What I've taken away from studying a lot of remote-by-default companies is seeing how they really embraced the idea of their organization being a product unto itself, with their employees as the end users.  It had to succeed at making them productive, and in doing so, it had to fundamentally consider how you successfully build and establish trust when you're not all in the room together.

This is where playing with tools like Basecamp and Notion have been really helpful.  Fundamentally both are tools that allow you to easily create and play with representations of an org structure, and map out work processes.  

At best, I had post-it notes and the ability to draw diagrams on my iPad, both of which were helpful in early phases where you're trying to see what everything looks like from a 10,000-foot view.  But those prototyping methods have limtations when you need to consider how all of the parts will or won't work together.

Over the past week, I've refactored the Notion hierarchy of pages many times over, which has been the equivalent of getting through multiple successive drafts of an essay.  I've done the same with Basecamp in rethinking how to best use their Team and Project concepts.  While they both have different fundamental principles as "containers for work", I could see a world where they're used together.
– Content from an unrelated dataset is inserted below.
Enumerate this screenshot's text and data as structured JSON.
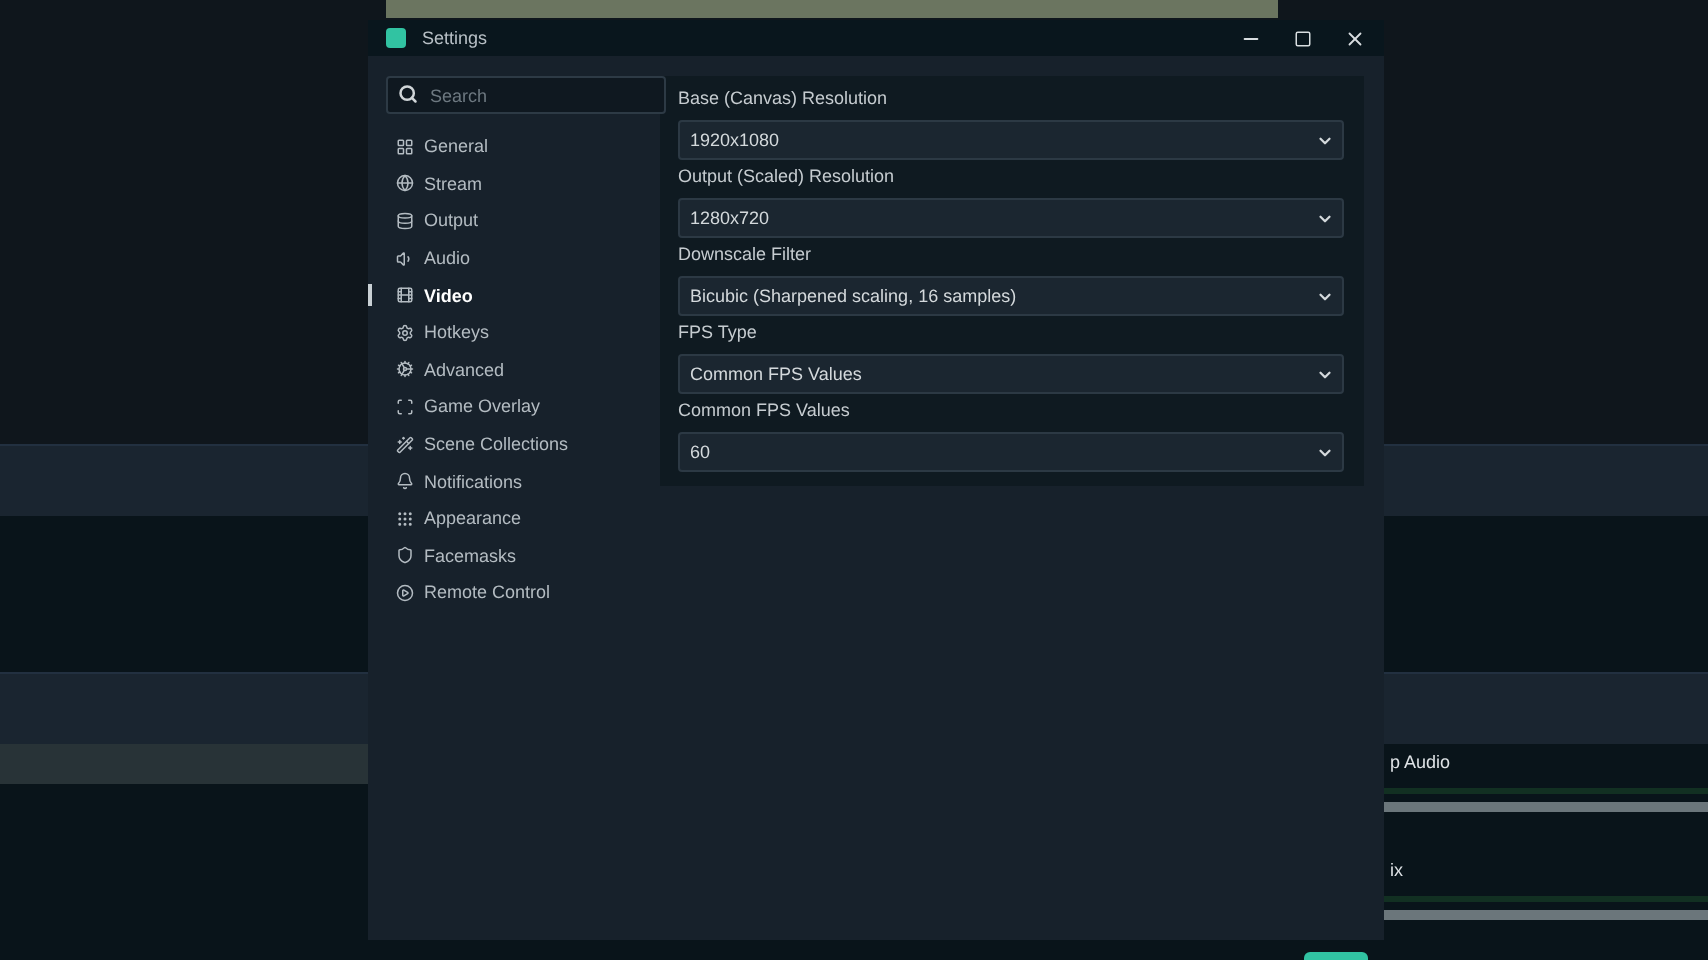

It's also worth noting that it's taken about a week of playing with each of these to really understand how to best use the tools themselves, and to get that sense of what they're both optimizing for as products.

Considerations

Overall, the same considerations you have for an unconventional business hold just as they would with a "normal" company:

  • there has to be a reliable, consistent way/interface for money to come in
  • there has to be a way for it to sustain and grow in a manner that is healthy
  • as this needs to evolve from largely being a 1-person show, there has to be a way for others (both internally and externally) to see how/where they might fit in this.
  • are incentives aligned across all of these different elements?
  • is this complexity for complexity's sake, or do these pieces all fit as a system?

Most of all, is this something I could get excited about?  Is this a home I'd actually want to live in?

If there's any justification for how I've spent my time over the past six years running Orbital, it's that I have a much stronger handle on two key questions:

  1. What will or won't work, from a business perspective
  2. What I do or don't want to be spending my time doing

It's hard to answer these without lived experience because often what you may expect of yourself ends up differing from your actual behavior or how you feel about things.

Leo Widrich made an apt observation:

"When we are not productive it’s because the task at hand has some emotional charge that stops us from doing it."

It took me a long long time to really accept this, and it's really shifted how I think about priorities, how I justify my schedule, and what I expect of myself.  And, most importantly its made me realize that when the scale of our aspirations exceed the limitations of working by ourselves, it's incredibly important to be intentional about how we work with others, which in turn becomes an exercise in how we design the system.